Ci trovammo ben contenti di aver fatto così; perchè non fuvvi mai impeto più furioso di quello, onde ci assalirono que’ predatori. Con una specie di ruggito saltarono sul pancone che era, come dissi, il nostro parapetto, quasi già sicuri d’aver trovata la loro pastura; e l’avidità dei malandrini parea soprattutto stimolata dalla vista dei cavalli cui facevamo ala. Ordinai tosto alla mia brigata di far fuoco sovr’essi, tenendo la stessa regola di poco dianzi. La mira fu sì ben presa, che alla prima scarica già molti lupi caddero morti; ma qui v’era la necessità del fuoco continuo; perchè que’ diavoli venivano di fronte, e quelli di dietro incalzavano quelli davanti.

Dopo una seconda scarica ne parve che si fermassero alquanto, e sperava che avrebbero battuta la ritirata; ma fu la fermata sol d’un istante, che altri lupi sopravvennero a spingerli innanzi. Facemmo altre due volte fuoco su d’essi con le nostre pistole; e credo che in quattro scariche ne ammazzammo diciassette, e ne storpiammo altrettanti; ma i maladetti tornavano sempre.

Mi rincrescea l’affrettarmi troppo a consumare la mia munizione; onde chiamato il mio servitore, non già Venerdì (affaccendato allora in opera di maggiore momento, perchè con la massima destrezza aveva caricato il proprio moschetto ed il mio mentre stava dando queste disposizioni), chiamai, dissi, l’altro servitore, ordinandogli di spargere sul pancone tanta polvere da formare un’ampia lista che ne tenesse l’intera lunghezza. Tanto egli fece, ed ebbe appena il tempo di ritirarsi di lì, che i lupi tornarono e alcuni di essi saltarono sul pancone. Allora con una pistola carica di sola polvere diedi fuoco a quella striscia. Rimastine abbrustoliti quelli che erano sul pancone, sei o sette di essi caddero; ma i più balzati dalla paura e dal bruciore del fuoco, spiccarono un salto entro la nostra trincea, ove facemmo presto a spacciarli. I lupi di fuori spaventati da tale vampa improvvisa che il buio della notte già sopraggiunto rendea più spaventosa, rincularono un poco. Feci sparar tosto in una volta su loro le pistole che ne rimanevano tuttavia cariche, poi mettemmo di conserto un grand’urlo, dopo il quale voltarono finalmente le code. Femmo tosto una sortita sopra una ventina circa di essi, prostesi sul terreno e [p. -] [p. 365]lottanti con la morte che loro affrettarono le nostre armi da taglio. E da ciò ancora ottenemmo un nuovo vantaggio, perchè gli ululati mossi da questi morenti, e uditi dai loro compagni gli atterrirono con tanta efficacia, che finalmente non vedemmo più altri di quella esecrata genia.

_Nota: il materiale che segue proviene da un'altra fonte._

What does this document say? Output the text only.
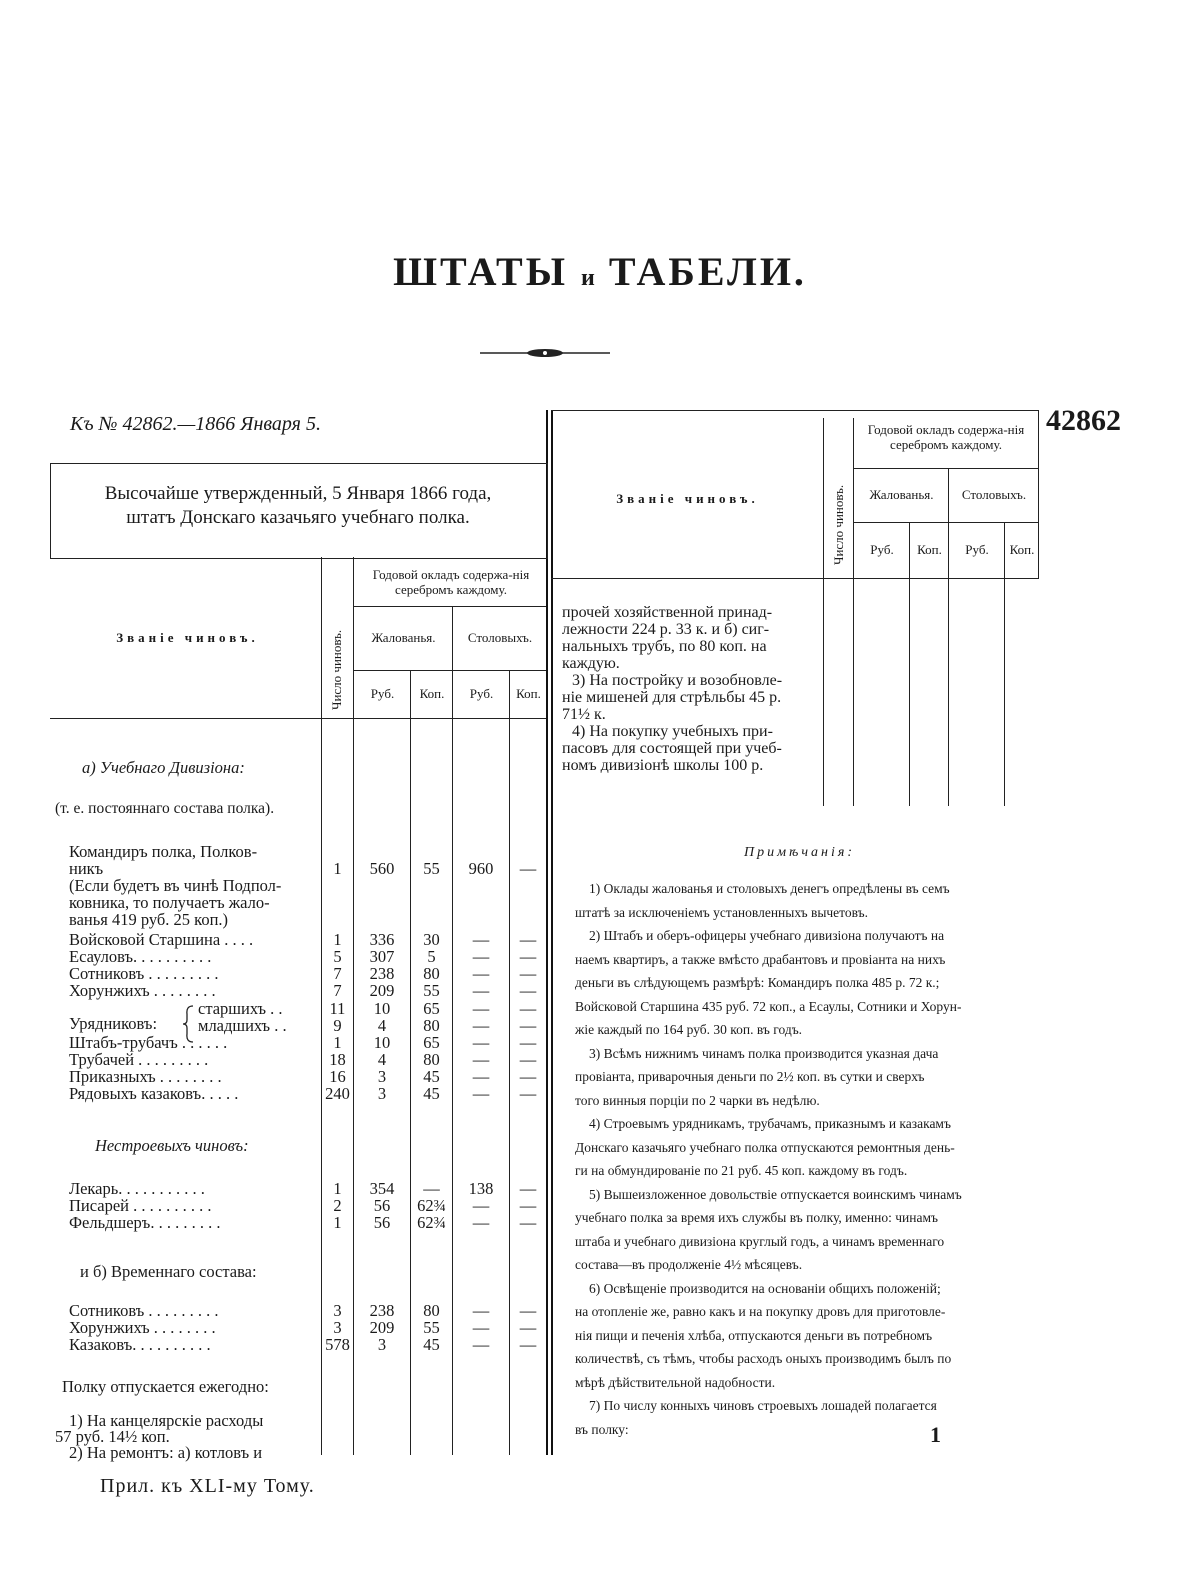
ШТАТЫ и ТАБЕЛИ.
Къ № 42862.—1866 Января 5.	42862
Высочайше утвержденный, 5 Января 1866 года,
штатъ Донскаго казачьяго учебнаго полка.
Званiе чиновъ.	Число чиновъ.
Годовой окладъ содержа-нiя серебромъ каждому.
Жалованья.	Столовыхъ.
Руб.	Коп.	Руб.	Коп.
а) Учебнаго Дивизiона:
(т. е. постояннаго состава полка).
Командиръ полка, Полков-
никъ	1	560	55	960	—
(Если будетъ въ чинѣ Подпол-
ковника, то получаетъ жало-
ванья 419 руб. 25 коп.)
Войсковой Старшина . . . .	1	336	30	—	—
Есауловъ. . . . . . . . . .	5	307	5	—	—
Сотниковъ . . . . . . . . .	7	238	80	—	—
Хорунжихъ . . . . . . . .	7	209	55	—	—
старшихъ . .	11	10	65	—	—
младшихъ . .	9	4	80	—	—
Штабъ-трубачъ . . . . . .	1	10	65	—	—
Трубачей . . . . . . . . .	18	4	80	—	—
Приказныхъ . . . . . . . .	16	3	45	—	—
Рядовыхъ казаковъ. . . . .	240	3	45	—	—
Лекарь. . . . . . . . . . .	1	354	—	138	—
Писарей . . . . . . . . . .	2	56	62¾	—	—
Фельдшеръ. . . . . . . . .	1	56	62¾	—	—
Сотниковъ . . . . . . . . .	3	238	80	—	—
Хорунжихъ . . . . . . . .	3	209	55	—	—
Казаковъ. . . . . . . . . .	578	3	45	—	—
Урядниковъ:
Нестроевыхъ чиновъ:
и б) Временнаго состава:
Полку отпускается ежегодно:
1) На канцелярскiе расходы
57 руб. 14½ коп.
2) На ремонтъ: а) котловъ и
Званiе чиновъ.	Число чиновъ.
Годовой окладъ содержа-нiя серебромъ каждому.
Жалованья.	Столовыхъ.
Руб.	Коп.	Руб.	Коп.
прочей хозяйственной принад-
лежности 224 р. 33 к. и б) сиг-
нальныхъ трубъ, по 80 коп. на
каждую.
3) На постройку и возобновле-
нiе мишеней для стрѣльбы 45 р.
71½ к.
4) На покупку учебныхъ при-
пасовъ для состоящей при учеб-
номъ дивизiонѣ школы 100 р.
Примѣчанiя:

1) Оклады жалованья и столовыхъ денегъ опредѣлены въ семъ

штатѣ за исключенiемъ установленныхъ вычетовъ.

2) Штабъ и оберъ-офицеры учебнаго дивизiона получаютъ на

наемъ квартиръ, а также вмѣсто драбантовъ и провiанта на нихъ

деньги въ слѣдующемъ размѣрѣ: Командиръ полка 485 р. 72 к.;

Войсковой Старшина 435 руб. 72 коп., а Есаулы, Сотники и Хорун-

жiе каждый по 164 руб. 30 коп. въ годъ.

3) Всѣмъ нижнимъ чинамъ полка производится указная дача

провiанта, приварочныя деньги по 2½ коп. въ сутки и сверхъ

того винныя порцiи по 2 чарки въ недѣлю.

4) Строевымъ урядникамъ, трубачамъ, приказнымъ и казакамъ

Донскаго казачьяго учебнаго полка отпускаются ремонтныя день-

ги на обмундированiе по 21 руб. 45 коп. каждому въ годъ.

5) Вышеизложенное довольствiе отпускается воинскимъ чинамъ

учебнаго полка за время ихъ службы въ полку, именно: чинамъ

штаба и учебнаго дивизiона круглый годъ, а чинамъ временнаго

состава—въ продолженiе 4½ мѣсяцевъ.

6) Освѣщенiе производится на основанiи общихъ положенiй;

на отопленiе же, равно какъ и на покупку дровъ для приготовле-

нiя пищи и печенiя хлѣба, отпускаются деньги въ потребномъ

количествѣ, съ тѣмъ, чтобы расходъ оныхъ производимъ былъ по

мѣрѣ дѣйствительной надобности.

7) По числу конныхъ чиновъ строевыхъ лошадей полагается

въ полку:

Прил. къ XLI-му Тому.
1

Tra prima e dopo ne avremo uccisi ben sessanta, e ne avremmo ammazzati assai più a luce di giorno. Sgomberato in tal guisa il campo della battaglia, procedemmo innanzi, perchè ci restava ancora da fare un lega circa di cammino. Lungo la strada continuammo ad udire di mezzo ai boschi ululati di lupi, e qualche volta ancora credemmo vederne alcuni, ma poichè la neve ci abbarbagliava la vista, non avremmo potuto asserirlo con certezza. Dopo un’ora a un dipresso di cammino, arrivati al borgo ove dovevamo pernottare, ne trovammo tutti gli abitanti su la difesa. La notte antecedente, a quanto ne risultò, i lupi ed alcuni orsi avendo fatta una scorreria nel villaggio, posero quei terrazzani in tale spavento, che li costrinse a far guardia e di notte e di giorno per salvare le loro gregge ed anche sè stessi.